Have you been squatting up a storm without seeing your posterior plump up with muscle, or do your chin-ups triple your trap size without building your back? Then it’s time to give those lazy muscles a wake-up call with some pre-activation exercises.
Pre-activation — aka corrective exercise, active warm-up or post-activation potentiation (PAP) — is a technique that involves “turning on” a target muscle with an isolation or conditioning exercise before the main lift or activity you’re doing. A lot of muscles are lazy or shut down (the gluteals, lats, abdominals and deeper core muscles are notorious slackers), usually because of improper mechanics or lifestyle trends, such as sitting a lot during the day. The inactivity of these muscles means that other muscles — like your quads, lower back and traps — take over as a result, reducing the effectiveness of the exercise, creating a poor movement pattern and putting you at risk for injury. And you clearly don’t get the results you want, which can lead to disappointment with your training.
Pre-activating the muscles you’re trying to work with a specific movement will kick-start your neural drive — specific parts of your nervous system — and get you on the road to the results you’re after.
Mind Over Muscle
But it’s not enough just to do the movement — you’ve also got to get your gray matter involved. It’s not a matter of mind over muscle but rather mind into muscle. Research has shown that focusing on a muscle and/or visualizing it contract can improve activation and hypertrophy results, meaning your muscle will grow. So if you concentrate hard on your glutes when doing a one-legged bridge, for example, you are better able to replicate the sensation of the intense gluteal contraction and make a deadlift more effective. This neuromuscular training — getting your body to do exactly what your brain tells it to — will eventually become an unconscious pattern that your muscles automatically follow, but for now, it takes practice.
The key with pre-activation is to wake up and engage the proper muscles without pre-fatiguing them, thereby making them less active. In order to prime the neuromuscular system to turn on those fibers without pooping them out, pre-activation exercises have to be done either at a light to moderate intensity or at a high intensity for just a few reps.
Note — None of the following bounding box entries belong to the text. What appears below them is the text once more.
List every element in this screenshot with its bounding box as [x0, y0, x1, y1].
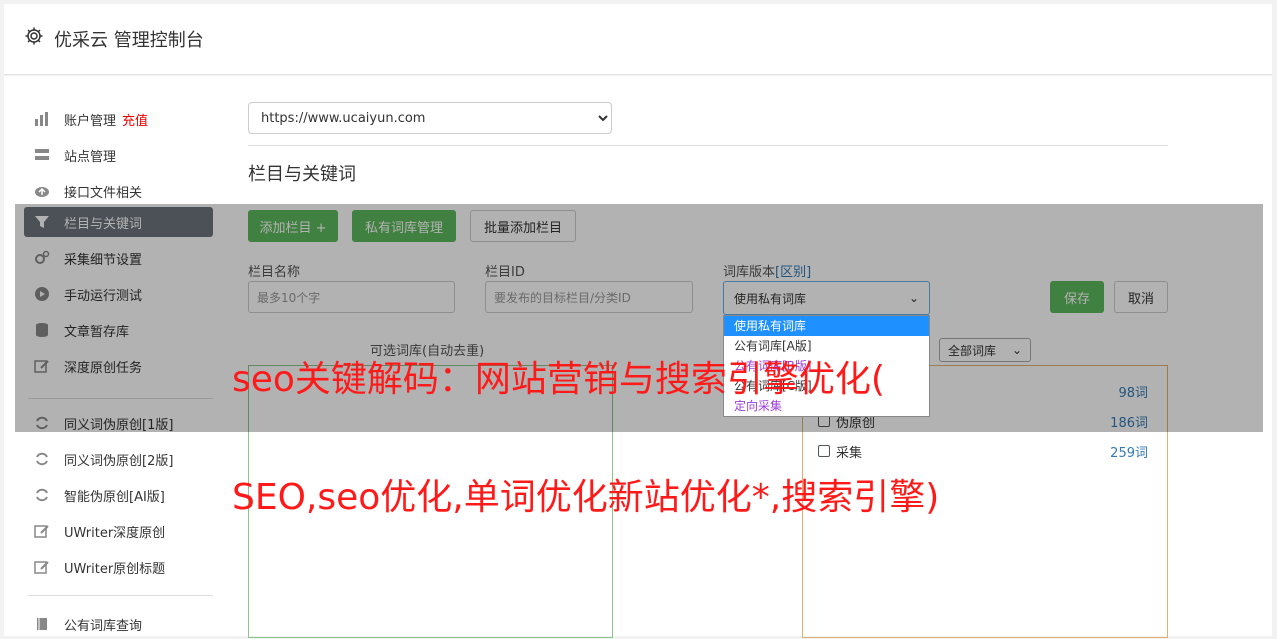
sidebar-item-public-dict[interactable]: 公有词库查询 — [24, 609, 213, 639]
bar-chart-icon — [34, 111, 50, 127]
divider — [248, 145, 1168, 146]
app-header: 优采云 管理控制台 — [4, 4, 1272, 75]
app-title: 优采云 管理控制台 — [54, 30, 204, 51]
recharge-link[interactable]: 充值 — [122, 110, 148, 129]
refresh-icon — [34, 451, 50, 467]
site-select[interactable]: https://www.ucaiyun.com — [248, 102, 612, 134]
sidebar-item-uwriter-deep[interactable]: UWriter深度原创 — [24, 516, 213, 546]
overlay-headline-line2: SEO,seo优化,单词优化新站优化*,搜索引擎) — [232, 477, 940, 518]
edit-icon — [34, 559, 50, 575]
overlay-headline-line1: seo关键解码：网站营销与搜索引擎优化( — [232, 359, 885, 400]
sidebar-item-interface[interactable]: 接口文件相关 — [24, 176, 213, 206]
sidebar-item-label: 账户管理 — [64, 113, 117, 129]
sidebar-item-site[interactable]: 站点管理 — [24, 140, 213, 170]
sidebar-item-label: 公有词库查询 — [64, 618, 143, 634]
server-icon — [34, 147, 50, 163]
sidebar-item-label: UWriter深度原创 — [64, 525, 166, 541]
sidebar-item-label: 站点管理 — [64, 149, 117, 165]
dropdown-option[interactable]: 使用私有词库 — [724, 316, 929, 336]
sidebar-item-account[interactable]: 账户管理 充值 — [24, 104, 213, 134]
dict-row[interactable]: 采集 259词 — [818, 439, 1148, 463]
sidebar-item-label: 接口文件相关 — [64, 185, 143, 201]
sidebar-item-uwriter-title[interactable]: UWriter原创标题 — [24, 552, 213, 582]
sidebar-item-label: UWriter原创标题 — [64, 561, 166, 577]
cloud-upload-icon — [34, 183, 50, 199]
book-icon — [34, 616, 50, 632]
dict-row-label: 采集 — [836, 445, 863, 461]
sidebar-item-synonym-v2[interactable]: 同义词伪原创[2版] — [24, 444, 213, 474]
gear-icon — [25, 27, 43, 45]
sidebar-divider — [28, 595, 213, 596]
sidebar-item-ai-rewrite[interactable]: 智能伪原创[AI版] — [24, 480, 213, 510]
sidebar-item-label: 同义词伪原创[2版] — [64, 453, 174, 469]
sidebar-item-label: 智能伪原创[AI版] — [64, 489, 165, 505]
checkbox[interactable] — [818, 445, 830, 457]
dict-row-count: 259词 — [1110, 445, 1148, 461]
refresh-icon — [34, 487, 50, 503]
edit-icon — [34, 523, 50, 539]
section-title: 栏目与关键词 — [248, 164, 356, 185]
With all this in mind — it seems more complicated than it really is — integrate the corresponding pre-activation moves into your warm-up before the indicated main exercises and target muscles. Do one to three sets of 10 to 12 reps using light to moderate resistance if you’re a newer workout warrior or three to five reps using heavier resistance if you’re more advanced. Remember: Don’t rush and instead focus on the entire contraction — positive and negative, up and down — with your brain and your body working in unison!